David Malouf, Remembering Babylon, 1993

David Malouf, Remembering Babylon, 1993, Readings

Remembering Babylon is one of David Malouf’s most celebrated novels. It has scooped up numerous literary prizes, including the inaugural international Dublin Literary Award, the Commonwealth Writers’ Prize, and the Christina Stead Prize for Fiction. It was also shortlisted for the Booker Prize and the Miles Franklin Award.

The novel opens with an extraordinary encounter between three children from an early white settler community and the dishevelled figure of Gemmy, who appears at a fence that is both literally and metaphorically at the boundary between two worlds. Gemmy is a confounding ‘in-between creature’ who, in the eyes of the adult settlers, is not quite white nor black and not quite human. In his luminous prose, Malouf employs Gemmy’s liminality to explore the deep anxieties of racism and the settlers’ experience of exile in an unfamiliar landscape.

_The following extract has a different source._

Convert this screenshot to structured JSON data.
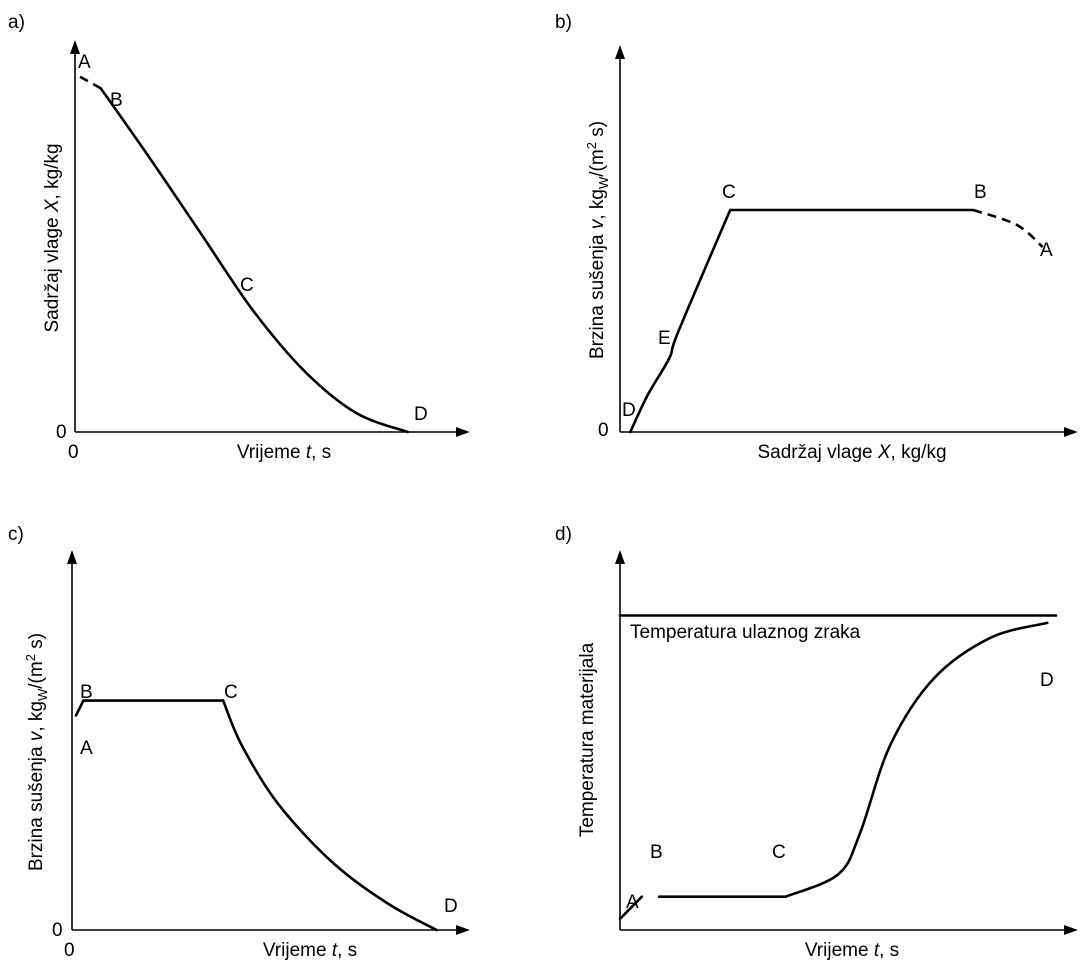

Like Dostoevsky’s figure of the epileptic ‘idiot’, Gemmy appears to the settlers as a simpleton, but to very different effect. Gemmy may be illiterate but he can read the settlers and the landscape, which he learned from the original inhabitants to the north, beyond the swamp and the ti-tree forest. These inhabitants are rarely seen but their presence and belongingness is palpable.

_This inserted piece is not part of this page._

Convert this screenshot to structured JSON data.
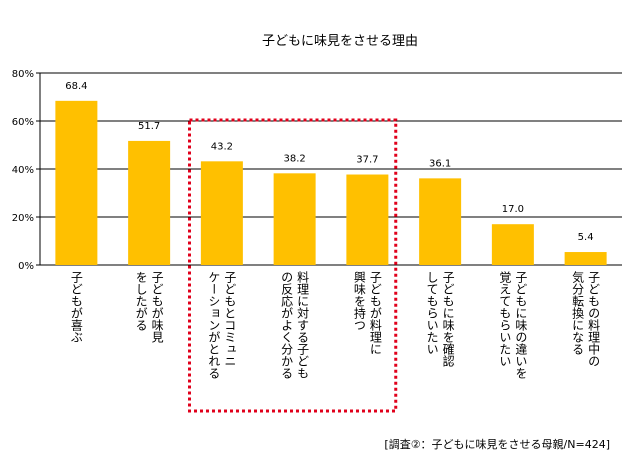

Yet Gemmy has his own struggle too. Between his appearance and disappearance, Malouf provides more than a glimpse of our shared human and more-than-human nature.

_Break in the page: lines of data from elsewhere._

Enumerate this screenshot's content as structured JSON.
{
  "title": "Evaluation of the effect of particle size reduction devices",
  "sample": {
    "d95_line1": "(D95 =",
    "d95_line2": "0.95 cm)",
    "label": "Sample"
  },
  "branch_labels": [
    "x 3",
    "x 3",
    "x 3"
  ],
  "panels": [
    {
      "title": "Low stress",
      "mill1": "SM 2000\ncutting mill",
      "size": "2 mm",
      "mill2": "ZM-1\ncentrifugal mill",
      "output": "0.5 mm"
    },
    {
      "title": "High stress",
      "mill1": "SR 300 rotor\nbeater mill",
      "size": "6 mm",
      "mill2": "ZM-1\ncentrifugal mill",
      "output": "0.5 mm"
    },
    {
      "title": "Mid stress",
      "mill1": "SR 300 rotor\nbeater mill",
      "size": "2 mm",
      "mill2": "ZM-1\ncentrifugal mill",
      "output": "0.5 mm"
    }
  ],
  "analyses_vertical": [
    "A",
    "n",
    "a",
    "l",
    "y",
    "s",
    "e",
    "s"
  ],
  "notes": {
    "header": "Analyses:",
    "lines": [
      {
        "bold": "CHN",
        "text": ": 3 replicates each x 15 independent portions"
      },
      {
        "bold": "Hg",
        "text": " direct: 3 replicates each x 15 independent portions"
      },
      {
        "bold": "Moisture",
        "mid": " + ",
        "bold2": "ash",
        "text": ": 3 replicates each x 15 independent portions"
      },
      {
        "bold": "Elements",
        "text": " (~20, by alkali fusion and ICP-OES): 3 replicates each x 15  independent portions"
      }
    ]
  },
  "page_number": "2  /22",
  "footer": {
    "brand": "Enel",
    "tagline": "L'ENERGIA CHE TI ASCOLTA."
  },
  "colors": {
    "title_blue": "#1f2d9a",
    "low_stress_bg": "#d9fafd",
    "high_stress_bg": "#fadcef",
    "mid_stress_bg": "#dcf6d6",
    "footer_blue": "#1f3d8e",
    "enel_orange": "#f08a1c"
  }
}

The masterclass will explore the themes of liminality, the anxieties of racism, belonging (and not belonging) to landscape and to nature, the relationship between inner and outer nature, and the sources of the self that go beyond language.

Professor Robyn Eckersley

Robyn Eckersley is Redmond Barry Distinguished Professor in Political Science in the School of Social and Political Sciences and a Fellow of the Academy of the Social Sciences in Australia.  She has published widely in the fields of environmental political theory and ethics, environmental justice, climate change politics and governance and international relations.  Her book The Green State: Rethinking Democracy and Sovereignty (2004) won a Melbourne Woodward Medal in 2005 and was runner up in the International Studies Association’s Harold and Margaret Sprout Award for 2005 for the best book on international environmental studies. Her other books include Environmentalism and Political Theory (1992), The State and the Global Ecological Crisis (2005, co-edited with John Barry); Political Theory and the Ecological Challenge (2006); Special Responsibilities: Global Problems and American Power (2012, co-author with five others); Globalization and the Environment (2013, co-authored with Peter Christoff) and The Oxford Handbook of International Political Theory (2018, co-edited with Chris Brown).